Why does LGBTQ heritage matter?

The influence of ‘queer’ people upon Britain’s social, cultural, intellectual, and economic spheres resonates across time and space – LGBTQ (Lesbian, Gay, Bisexual, Transgender, Queer) heritage is everywhere. Yet stories about Britain’s national and cultural heritage tend to reflect a ‘heterosexual past’; ‘queer’ history and heritage has been blighted by the long criminal persecution and moral condemnation of gender and sexual nonconformity.
Identifying LGBTQ heritage
‘Heritage’ has as much to do with place and history as it does with identity and culture. Broadly, it is about the preservation, commemoration and restoration of a nation’s cultural legacies.
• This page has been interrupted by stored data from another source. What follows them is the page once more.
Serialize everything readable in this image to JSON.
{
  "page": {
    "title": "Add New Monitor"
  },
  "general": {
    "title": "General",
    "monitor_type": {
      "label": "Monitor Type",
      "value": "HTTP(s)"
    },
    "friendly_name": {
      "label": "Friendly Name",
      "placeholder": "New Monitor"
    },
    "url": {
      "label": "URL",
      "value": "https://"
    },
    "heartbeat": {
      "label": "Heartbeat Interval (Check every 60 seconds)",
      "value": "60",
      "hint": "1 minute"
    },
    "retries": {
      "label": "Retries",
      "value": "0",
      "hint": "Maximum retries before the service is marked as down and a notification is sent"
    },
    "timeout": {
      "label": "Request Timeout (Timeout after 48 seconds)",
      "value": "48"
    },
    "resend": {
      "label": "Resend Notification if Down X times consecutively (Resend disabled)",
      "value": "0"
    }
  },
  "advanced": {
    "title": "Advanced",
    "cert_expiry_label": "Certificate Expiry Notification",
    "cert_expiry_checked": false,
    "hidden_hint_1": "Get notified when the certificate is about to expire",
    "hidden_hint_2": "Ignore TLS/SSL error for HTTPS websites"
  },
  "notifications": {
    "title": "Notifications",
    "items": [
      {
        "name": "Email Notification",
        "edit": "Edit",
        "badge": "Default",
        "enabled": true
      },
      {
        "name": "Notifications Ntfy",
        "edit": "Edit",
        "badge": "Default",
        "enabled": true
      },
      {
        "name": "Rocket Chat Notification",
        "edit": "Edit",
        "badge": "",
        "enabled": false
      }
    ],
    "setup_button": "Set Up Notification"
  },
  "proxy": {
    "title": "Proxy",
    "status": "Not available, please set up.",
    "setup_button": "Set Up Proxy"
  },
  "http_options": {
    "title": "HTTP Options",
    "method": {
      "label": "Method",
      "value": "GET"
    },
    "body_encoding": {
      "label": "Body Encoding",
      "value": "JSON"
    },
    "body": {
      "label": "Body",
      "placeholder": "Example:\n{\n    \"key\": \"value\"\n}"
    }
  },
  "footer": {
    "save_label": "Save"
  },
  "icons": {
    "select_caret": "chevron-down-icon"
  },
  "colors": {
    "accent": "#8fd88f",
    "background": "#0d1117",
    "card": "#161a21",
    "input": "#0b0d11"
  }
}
‘LGBTQ’ heritage can therefore refer to the histories of individuals and communities who have been marginalised on the grounds of their ‘alternative’ sexual and/or gender identifications and practices. Equally, its definition can be expanded to include aspects of art, literature, and architecture whose cultural importance is, in various ways, significantly bound up with the social history of same-sex love and desire, and gender diversity.
Heritage and place
Place documents, stages, and creates history and identity. People shape place, and place shapes people. This intertwined relationship between space and the social allows a way of understanding how sexually nonconformist attachments were formed in certain places, and how those relationships, past and present, adapt and alter heterosexual understandings of intimacy, family life, friendship, and ways of loving and desiring.
Domestic spaces
Domestic spaces have long afforded privacy and sanctuary to those leading sexually unconventional lives. For example, in the early decades of the twentieth-century, Priest’s House, a Kentish country house in the grounds of Smallhythe Place, was home to theatre director and producer Edith Craig, who lived in a ménage-a-trois with writer Christopher St John (previously Christabel Marshall) and artist Clare ‘Tony’ Atwood. Here, they led productive lives as lovers and as colleagues.
In the city
‘Queer’ heritage finds wide and varied expression in the city. Throughout the nineteenth and twentieth centuries, London’s Soho district in particular, for example, was home to a vivacious underground world of clubs and bars. Whilst very few, if any, of these bars were specifically established for LGBTQ people, they functioned as tolerant social spaces for London’s queer population.
Activism, community, resistance
Heritage can be about more than place – it can relate to other forms of cohesion that bring communities together and elementally shape social identities. Political activism and campaigning might therefore be considered a kind of heritage, one that is crucial to LGBTQ people and their ongoing struggle against legal oppression and social marginalisation.
The 1970s and 1980s saw a particular surge in this activity. Identity-based groups, such as the Gay Liberation Front (formed in October 1970), women’s liberation and black feminist organisations, fostered broad communities of resistance, turning houses, bars, pubs, and queer-based shops into political bases and headquarters.
The rapid rise in HIV/AIDS diagnoses during the latter decades of the twentieth and early twenty-first centuries gave particular impetus to these political battles. A significant part of the preservation of LGBTQ heritage is concerned with the commemoration of lives lost and demystification of the ongoing stigma attached to homosexuality and HIV.
Recovering marginalised histories
‘Queer’ heritage is about remembering and, in a way, celebrating, a painful and complicated past, as well as repairing and restoring it. Some narratives of certain LGBTQ histories are overt and well-known, such as the life of the sexually adventurous writer, poet, and gardener Vita Sackville-West. Others are more obscure and speculative.
Understanding and foregrounding LGBTQ heritage opens up the possibility for recovering those histories and telling the stories of the people of Britain’s queer past on their own terms.